İkinci olarak, eğer AB mültecilerin girişi ve onlara uygulanan muamele konusundaki var olan, yetersiz politikalarını değiştirmezse, Erdoğan’a karşı herhangi bir koz elde edilemez. Biz, 3 milyondan fazla Suriyeli mülteciye kapılarını açan ve onlara her gün yardım eden Türkiye yurttaşlarını, hükümet görevlilerini ve STK’ları özellikle ve içtenlikle tebrik ediyoruz. Fakat şunu da biliyoruz ki Türkiye ile AB arasındaki anlaşmanın imzalanması, savaştan kaçan birçok insanın onurunu ve onların uluslararası korunma hakkını gittikçe artan bir düzeyde tehdit ediyor.
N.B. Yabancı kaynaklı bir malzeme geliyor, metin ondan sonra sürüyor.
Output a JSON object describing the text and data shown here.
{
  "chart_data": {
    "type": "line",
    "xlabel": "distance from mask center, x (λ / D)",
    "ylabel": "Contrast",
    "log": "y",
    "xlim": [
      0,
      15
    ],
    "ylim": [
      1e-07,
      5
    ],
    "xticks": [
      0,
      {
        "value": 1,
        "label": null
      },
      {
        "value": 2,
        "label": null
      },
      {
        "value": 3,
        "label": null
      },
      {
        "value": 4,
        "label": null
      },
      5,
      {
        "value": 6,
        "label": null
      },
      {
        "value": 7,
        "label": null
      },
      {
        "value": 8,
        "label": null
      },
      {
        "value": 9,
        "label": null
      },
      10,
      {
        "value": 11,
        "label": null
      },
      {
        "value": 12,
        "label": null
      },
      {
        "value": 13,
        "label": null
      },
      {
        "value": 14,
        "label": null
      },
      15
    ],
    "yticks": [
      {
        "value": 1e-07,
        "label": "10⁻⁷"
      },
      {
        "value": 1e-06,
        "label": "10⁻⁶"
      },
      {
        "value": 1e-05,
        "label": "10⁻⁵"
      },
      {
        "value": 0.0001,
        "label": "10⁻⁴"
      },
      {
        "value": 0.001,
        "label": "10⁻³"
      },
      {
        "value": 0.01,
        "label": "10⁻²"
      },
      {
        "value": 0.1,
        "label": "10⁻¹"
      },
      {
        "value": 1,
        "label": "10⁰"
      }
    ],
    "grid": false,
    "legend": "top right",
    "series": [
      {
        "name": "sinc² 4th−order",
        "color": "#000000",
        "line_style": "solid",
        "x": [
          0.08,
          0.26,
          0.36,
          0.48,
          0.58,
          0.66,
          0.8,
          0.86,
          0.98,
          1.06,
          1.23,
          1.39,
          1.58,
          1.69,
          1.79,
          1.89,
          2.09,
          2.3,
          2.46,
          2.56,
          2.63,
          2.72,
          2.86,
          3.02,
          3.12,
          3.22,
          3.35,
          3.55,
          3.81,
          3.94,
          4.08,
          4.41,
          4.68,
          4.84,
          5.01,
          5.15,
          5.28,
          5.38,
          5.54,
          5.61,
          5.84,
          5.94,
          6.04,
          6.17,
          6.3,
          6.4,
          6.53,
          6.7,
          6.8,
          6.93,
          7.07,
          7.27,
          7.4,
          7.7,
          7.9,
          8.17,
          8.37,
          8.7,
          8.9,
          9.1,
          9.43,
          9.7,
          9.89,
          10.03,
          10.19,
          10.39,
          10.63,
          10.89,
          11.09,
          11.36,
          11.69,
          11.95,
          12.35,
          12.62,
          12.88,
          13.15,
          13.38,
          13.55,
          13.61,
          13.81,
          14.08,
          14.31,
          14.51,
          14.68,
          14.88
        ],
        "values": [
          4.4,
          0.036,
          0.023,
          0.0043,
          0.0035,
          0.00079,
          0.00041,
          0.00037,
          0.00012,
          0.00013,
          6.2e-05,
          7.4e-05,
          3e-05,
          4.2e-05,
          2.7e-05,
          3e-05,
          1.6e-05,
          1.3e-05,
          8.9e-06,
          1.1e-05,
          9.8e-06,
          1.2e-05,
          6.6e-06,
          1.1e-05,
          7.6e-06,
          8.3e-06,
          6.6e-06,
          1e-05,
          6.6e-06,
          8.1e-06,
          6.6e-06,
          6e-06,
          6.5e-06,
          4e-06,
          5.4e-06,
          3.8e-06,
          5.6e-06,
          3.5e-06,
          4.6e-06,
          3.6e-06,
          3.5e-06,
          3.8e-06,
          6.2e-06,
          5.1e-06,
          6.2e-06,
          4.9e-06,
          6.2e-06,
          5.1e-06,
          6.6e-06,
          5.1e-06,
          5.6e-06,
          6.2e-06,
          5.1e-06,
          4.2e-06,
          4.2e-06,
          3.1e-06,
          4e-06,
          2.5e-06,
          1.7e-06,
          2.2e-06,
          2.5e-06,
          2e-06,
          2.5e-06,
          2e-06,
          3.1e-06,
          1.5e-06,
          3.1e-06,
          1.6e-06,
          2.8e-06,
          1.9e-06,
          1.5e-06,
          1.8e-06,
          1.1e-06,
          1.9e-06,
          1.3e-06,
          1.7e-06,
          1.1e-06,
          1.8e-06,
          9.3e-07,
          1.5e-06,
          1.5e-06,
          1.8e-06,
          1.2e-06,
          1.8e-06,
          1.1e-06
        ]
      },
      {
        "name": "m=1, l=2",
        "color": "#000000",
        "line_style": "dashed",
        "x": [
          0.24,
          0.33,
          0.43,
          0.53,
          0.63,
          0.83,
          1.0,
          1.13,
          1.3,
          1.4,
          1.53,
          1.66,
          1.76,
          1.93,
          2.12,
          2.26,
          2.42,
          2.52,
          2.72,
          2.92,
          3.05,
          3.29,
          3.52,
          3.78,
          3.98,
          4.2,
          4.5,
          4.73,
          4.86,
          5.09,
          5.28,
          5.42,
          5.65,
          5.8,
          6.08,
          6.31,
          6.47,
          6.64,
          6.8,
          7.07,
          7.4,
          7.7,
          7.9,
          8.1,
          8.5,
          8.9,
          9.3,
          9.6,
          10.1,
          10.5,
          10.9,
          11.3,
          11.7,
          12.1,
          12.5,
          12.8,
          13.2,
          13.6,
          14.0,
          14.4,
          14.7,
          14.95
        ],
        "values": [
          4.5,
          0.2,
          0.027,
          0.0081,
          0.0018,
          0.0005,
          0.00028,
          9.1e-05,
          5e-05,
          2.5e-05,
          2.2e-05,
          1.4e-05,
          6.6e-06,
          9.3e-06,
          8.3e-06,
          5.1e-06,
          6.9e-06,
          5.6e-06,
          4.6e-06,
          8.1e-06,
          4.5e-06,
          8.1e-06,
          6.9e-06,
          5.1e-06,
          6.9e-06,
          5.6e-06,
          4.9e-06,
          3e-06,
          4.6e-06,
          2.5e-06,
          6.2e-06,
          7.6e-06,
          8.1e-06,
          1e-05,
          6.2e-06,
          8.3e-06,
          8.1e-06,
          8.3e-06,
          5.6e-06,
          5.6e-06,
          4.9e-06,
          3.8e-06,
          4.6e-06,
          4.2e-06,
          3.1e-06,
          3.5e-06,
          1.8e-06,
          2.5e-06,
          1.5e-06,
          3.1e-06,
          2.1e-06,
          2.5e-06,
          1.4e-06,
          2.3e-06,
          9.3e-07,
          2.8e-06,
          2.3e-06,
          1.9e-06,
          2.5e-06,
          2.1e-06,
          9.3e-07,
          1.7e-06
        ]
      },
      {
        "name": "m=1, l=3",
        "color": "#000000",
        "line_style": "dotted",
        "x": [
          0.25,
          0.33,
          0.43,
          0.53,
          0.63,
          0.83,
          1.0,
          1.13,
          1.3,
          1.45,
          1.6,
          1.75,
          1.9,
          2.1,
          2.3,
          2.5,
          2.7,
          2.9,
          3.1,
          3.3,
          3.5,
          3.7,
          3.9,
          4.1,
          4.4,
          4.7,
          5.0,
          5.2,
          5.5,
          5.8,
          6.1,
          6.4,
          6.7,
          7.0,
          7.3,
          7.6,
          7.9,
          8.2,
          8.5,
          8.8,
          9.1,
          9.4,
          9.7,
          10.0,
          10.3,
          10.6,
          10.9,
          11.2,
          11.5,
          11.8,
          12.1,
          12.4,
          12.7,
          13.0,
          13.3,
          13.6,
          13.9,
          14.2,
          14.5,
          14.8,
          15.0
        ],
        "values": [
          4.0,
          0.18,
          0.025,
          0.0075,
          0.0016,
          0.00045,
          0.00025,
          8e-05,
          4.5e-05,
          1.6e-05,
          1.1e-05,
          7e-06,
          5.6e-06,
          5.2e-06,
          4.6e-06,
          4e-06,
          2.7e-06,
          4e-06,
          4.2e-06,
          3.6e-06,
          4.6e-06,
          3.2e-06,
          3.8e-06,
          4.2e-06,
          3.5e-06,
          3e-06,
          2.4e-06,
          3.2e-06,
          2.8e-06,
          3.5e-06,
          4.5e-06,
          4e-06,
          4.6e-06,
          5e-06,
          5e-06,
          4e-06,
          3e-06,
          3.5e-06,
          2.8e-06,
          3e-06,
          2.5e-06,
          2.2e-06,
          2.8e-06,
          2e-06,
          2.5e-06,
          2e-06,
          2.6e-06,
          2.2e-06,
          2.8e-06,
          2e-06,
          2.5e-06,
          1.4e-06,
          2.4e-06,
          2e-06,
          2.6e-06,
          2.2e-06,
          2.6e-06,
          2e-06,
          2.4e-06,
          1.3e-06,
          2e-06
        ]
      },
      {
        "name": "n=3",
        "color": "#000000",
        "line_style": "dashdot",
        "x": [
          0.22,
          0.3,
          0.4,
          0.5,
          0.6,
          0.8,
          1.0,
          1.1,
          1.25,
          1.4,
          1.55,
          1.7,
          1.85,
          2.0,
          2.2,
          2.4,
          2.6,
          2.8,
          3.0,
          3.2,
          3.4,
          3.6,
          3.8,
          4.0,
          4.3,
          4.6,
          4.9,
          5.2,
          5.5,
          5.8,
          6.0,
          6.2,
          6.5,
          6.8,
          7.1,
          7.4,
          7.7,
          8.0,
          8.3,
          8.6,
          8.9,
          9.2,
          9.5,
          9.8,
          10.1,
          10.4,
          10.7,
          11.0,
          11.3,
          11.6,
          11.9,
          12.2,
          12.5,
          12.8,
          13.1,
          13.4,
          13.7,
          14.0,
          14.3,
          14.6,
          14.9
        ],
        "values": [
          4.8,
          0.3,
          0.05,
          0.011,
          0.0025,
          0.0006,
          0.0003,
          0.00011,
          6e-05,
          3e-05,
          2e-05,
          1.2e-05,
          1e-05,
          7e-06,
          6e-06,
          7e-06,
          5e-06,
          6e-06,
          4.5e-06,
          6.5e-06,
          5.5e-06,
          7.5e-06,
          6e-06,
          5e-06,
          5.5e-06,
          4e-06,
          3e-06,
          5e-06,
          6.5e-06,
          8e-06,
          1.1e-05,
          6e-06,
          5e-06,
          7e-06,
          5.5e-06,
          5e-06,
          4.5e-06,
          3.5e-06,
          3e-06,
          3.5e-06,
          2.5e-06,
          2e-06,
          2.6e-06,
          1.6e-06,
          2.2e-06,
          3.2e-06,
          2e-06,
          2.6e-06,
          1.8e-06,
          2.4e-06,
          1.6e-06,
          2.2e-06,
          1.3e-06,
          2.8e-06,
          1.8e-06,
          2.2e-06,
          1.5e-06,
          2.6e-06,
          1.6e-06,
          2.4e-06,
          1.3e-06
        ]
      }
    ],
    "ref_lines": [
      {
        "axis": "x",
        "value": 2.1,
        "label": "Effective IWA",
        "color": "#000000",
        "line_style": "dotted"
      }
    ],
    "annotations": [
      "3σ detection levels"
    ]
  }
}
Avrupa Birliği üye ülkeleri sorumluluk almalı ve Avrupa Komisyonu’nu mültecileri yerleştirme planına, destekleyen şehirleri ve toplumları da dahil ederek; planı ulusal hükümetlerin karşı tutumuna rağmen desteklemeli ve geliştirmelidir. Gerçekten AB, mültecileri Türkiye’ye göndermeyi bırakmalı ve AB-Türkiye Mülteci Anlaşması’nı bu bakımdan yeniden gözden geçirmelidir. AB, sığınmacılar ve mülteciler sorununu düzgün bir şekilde halletmediği müddetçe, bölgede pozitif bir rol oynayamayacağız.

Milliyetçilik savaştır; aşırı dincilik de öyle. Bu kadar basit. Türkiye’de ve AB’de milliyetçi ve aşırı dinci güçler işbaşındalar. Onları durdurmak tüm demokratların ortak görevidir.